In Montego Bay, Jamaica, the Barnett River overflowed its banks, putting some businesses four feet under water and flooding inland roads and farmlands. Drenching rain washed away the main northern coastal road, the A1, just outside Montego Bay.

The British Royal Navy frigate HMS Richmond, which rushed to Grenada's rescue Wednesday, sped to Jamaica along with a supply ship, Commander Mike MacCartain told the BBC.

East of Jamaica, in neighboring Haiti, flooding destroyed at least two houses and damaged a dozen more, but people expressed relief they were spared further catastrophe in a year that has already brought a bloody rebellion and deadly floods.

"First we had a political hurricane, then an economic hurricane and now, with the natural hurricane, we're just glad God saved us," said Jude Vante, 32, an unemployed mason in low-lying Les Cayes, on the southern peninsula.

Ivan became the fourth major hurricane of the Atlantic Season on Sunday. It damaged dozens of homes in Barbados, St. Lucia and St. Vincent Tuesday before making a direct hit on Grenada, which it left a wasteland of flattened houses, twisted metal and splintered wood.
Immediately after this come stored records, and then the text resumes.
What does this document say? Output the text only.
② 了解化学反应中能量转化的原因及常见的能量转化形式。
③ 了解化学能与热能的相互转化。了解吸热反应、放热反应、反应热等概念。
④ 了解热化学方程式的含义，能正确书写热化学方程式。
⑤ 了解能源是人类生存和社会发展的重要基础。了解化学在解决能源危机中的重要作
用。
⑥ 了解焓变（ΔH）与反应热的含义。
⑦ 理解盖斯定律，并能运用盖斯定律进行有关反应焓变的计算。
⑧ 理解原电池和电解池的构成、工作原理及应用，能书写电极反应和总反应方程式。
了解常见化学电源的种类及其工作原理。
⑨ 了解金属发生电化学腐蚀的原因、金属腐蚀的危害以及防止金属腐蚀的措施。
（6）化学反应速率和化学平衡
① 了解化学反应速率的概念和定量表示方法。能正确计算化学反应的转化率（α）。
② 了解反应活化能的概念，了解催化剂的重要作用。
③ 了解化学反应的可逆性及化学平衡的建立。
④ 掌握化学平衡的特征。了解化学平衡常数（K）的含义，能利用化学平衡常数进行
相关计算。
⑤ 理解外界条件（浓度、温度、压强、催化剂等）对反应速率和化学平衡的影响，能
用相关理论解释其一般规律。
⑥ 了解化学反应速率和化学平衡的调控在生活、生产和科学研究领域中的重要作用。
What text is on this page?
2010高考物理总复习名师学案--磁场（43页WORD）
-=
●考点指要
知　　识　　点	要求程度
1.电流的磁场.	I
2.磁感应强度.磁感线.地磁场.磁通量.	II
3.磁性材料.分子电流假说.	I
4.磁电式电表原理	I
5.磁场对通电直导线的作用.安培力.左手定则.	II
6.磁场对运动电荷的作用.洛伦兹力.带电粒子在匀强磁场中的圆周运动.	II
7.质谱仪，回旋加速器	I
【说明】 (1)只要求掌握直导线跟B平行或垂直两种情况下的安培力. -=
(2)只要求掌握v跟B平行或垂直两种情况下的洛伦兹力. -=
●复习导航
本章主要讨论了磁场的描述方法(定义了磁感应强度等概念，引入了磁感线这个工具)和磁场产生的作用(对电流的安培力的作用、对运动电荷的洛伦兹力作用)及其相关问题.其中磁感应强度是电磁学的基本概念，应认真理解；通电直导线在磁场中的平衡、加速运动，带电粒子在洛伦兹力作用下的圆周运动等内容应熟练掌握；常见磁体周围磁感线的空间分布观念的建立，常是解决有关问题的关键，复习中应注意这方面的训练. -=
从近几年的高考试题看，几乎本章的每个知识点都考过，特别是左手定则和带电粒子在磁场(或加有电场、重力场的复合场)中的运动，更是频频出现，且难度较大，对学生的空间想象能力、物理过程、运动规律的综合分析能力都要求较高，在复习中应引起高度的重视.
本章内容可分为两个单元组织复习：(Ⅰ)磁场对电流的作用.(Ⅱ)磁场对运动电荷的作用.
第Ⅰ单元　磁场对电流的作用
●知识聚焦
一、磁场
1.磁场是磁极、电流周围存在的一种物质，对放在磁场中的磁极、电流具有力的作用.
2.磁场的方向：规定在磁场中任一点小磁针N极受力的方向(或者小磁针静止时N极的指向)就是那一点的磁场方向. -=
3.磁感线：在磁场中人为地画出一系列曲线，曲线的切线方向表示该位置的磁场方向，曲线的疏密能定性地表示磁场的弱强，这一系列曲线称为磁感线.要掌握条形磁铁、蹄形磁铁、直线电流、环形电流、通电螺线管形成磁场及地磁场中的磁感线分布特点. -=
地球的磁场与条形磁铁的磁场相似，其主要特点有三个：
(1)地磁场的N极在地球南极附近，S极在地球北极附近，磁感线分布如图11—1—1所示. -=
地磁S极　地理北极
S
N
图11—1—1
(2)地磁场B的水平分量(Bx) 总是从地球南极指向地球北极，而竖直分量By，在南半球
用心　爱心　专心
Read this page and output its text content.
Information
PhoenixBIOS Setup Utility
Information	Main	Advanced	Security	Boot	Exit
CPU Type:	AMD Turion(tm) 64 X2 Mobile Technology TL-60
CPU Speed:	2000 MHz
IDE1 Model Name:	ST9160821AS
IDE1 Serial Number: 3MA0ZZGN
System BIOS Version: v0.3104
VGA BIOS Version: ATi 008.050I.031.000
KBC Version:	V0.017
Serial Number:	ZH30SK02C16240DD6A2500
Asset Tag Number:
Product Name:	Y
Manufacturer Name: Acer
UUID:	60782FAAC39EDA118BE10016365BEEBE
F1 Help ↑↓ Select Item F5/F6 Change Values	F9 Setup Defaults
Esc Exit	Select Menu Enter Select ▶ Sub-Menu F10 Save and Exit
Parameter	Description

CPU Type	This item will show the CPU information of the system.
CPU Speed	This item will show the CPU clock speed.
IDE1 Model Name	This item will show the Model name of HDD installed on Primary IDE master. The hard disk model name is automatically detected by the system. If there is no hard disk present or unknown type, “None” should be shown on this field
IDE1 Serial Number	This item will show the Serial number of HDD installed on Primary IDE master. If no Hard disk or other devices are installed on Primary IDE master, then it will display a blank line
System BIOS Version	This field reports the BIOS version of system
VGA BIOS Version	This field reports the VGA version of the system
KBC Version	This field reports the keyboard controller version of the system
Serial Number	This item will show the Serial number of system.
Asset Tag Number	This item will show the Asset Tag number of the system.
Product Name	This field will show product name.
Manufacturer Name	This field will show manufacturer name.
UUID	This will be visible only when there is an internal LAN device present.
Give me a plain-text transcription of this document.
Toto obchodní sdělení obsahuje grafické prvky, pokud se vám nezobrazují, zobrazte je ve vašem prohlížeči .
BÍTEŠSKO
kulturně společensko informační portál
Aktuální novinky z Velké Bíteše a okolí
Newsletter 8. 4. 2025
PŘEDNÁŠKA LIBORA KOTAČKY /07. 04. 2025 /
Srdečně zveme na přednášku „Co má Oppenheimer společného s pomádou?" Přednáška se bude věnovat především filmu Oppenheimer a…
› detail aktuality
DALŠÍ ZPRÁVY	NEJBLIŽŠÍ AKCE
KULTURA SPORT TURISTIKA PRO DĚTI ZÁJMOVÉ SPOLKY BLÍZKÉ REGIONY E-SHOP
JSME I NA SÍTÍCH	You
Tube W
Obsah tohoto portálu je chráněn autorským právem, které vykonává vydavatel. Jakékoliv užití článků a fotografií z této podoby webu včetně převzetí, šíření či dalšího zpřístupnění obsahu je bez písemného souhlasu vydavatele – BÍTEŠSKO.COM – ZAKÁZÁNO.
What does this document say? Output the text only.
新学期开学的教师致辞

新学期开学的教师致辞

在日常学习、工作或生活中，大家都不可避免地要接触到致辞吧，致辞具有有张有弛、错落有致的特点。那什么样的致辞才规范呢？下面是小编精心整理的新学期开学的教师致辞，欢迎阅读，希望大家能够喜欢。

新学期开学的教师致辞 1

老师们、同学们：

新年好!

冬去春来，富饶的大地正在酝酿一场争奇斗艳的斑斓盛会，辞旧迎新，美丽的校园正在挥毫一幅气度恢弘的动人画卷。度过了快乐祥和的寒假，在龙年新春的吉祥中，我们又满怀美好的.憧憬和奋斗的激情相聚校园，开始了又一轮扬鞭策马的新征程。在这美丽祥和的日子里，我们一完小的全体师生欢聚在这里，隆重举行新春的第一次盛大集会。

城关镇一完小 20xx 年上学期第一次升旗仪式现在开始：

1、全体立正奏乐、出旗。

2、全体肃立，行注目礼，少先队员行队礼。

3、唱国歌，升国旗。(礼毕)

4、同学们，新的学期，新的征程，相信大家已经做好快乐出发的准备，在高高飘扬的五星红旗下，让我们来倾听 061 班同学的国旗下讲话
It damaged 90 percent of homes there, tossed sailboats to shore and set off looting among some of the 100,000 residents left without electricity, water and telephone service.

Manning, the Trinidadian leader, said Grenada's priorities are establishing security to end looting; recapturing prisoners who escaped from a devastated jail; providing food, potable water, tents, blankets, and materials to rebuild; and restoring communications and electricity.

The American Red Cross disaster unit said Grenada's government has temporarily closed the country to relief shipments to ensure security. The unit's director, Doug Allen, said Grenada needs relief by Sunday to avoid a critical situation.

More than 100 Caribbean soldiers from five countries arrived Thursday to help restore order on the island of 100,000.

On Friday, Trinidadian troops patrolled the marina and shopping area around the downtown Carenage, and police Superintendent Edvin Martin reported only scattered looting.

Up to 75 convicts remained at large after about 150 of the prison's 325 inmates escaped when the storm damaged the prison.

Troops from Barbados and Trinidad guarded Grenada's airport, where dozens of American medical students waited for chartered flights home. There are an estimated 1,000 U.S. citizens on the island, most medical students at St. George's University.